Furthermore, ASEAN climate ambition is still donor dependent. The majority of the new NDCs are elaborate conditional targets conditional upon foreign finance and technology transfer. It is a reasonable demand for support, yet it also creates a pattern in which climate action is a foreign imposition on national economies rather than an endogenous reform agenda. The risk is that NDCs become transactional papers—written to mobilize finance, not transform economies.
To be taken seriously, climate ambition must move beyond the target-setting culture and become a whole-of-government effort. It must become entrenched in fiscal policy, legislative systems, and public investment. It must be framed before subsidy regime reforms, power sector planning reform, land-use management, and transport planning. It must be heard by diplomats and financiers, but also by farmers, mayors, and factory workers. Above all, it will have to carry political momentum—embedded in leadership, budgeting, and systems for accountability beyond climate conferences and donor negotiations.
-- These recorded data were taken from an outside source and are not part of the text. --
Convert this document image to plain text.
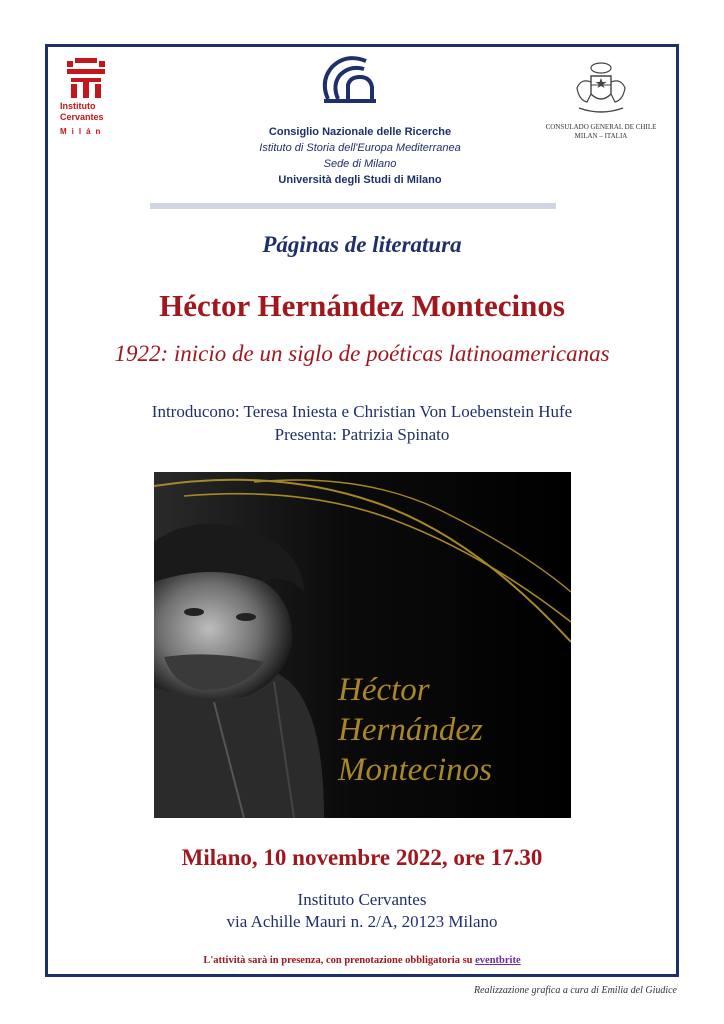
Instituto
Cervantes
Milán	Consiglio Nazionale delle Ricerche
Istituto di Storia dell'Europa Mediterranea
Sede di Milano
Università degli Studi di Milano
CONSULADO GENERAL DE CHILE
MILAN – ITALIA
Páginas de literatura
Héctor Hernández Montecinos
1922: inicio de un siglo de poéticas latinoamericanas
Introducono: Teresa Iniesta e Christian Von Loebenstein Hufe
Presenta: Patrizia Spinato
Héctor
Hernández
Montecinos
Milano, 10 novembre 2022, ore 17.30
Instituto Cervantes
via Achille Mauri n. 2/A, 20123 Milano
L'attività sarà in presenza, con prenotazione obbligatoria su eventbrite
Realizzazione grafica a cura di Emilia del Giudice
The ASEAN region is not short on imagination or capability. Its cities are leading the way in green infrastructure. Its businesses are beginning to shift towards ESG compliance. Its citizens, especially its youth, are becoming increasingly climate aware. But until national governments see NDCs as instruments of economic change—not as diplomatic niceties—the region’s climate ambition will remain trapped in the gap between intention and action.
The second NDCs are due in 2025. That date brings not just an opportunity for target revision, but for rebalancing strategy. ASEAN does not need more numbers. ASEAN needs coherence between what it commits, what it aspires to, and what it delivers. Climate credibility begins at the intersection of political courage and institutional reform. That is the real ambition ASEAN must now rally behind.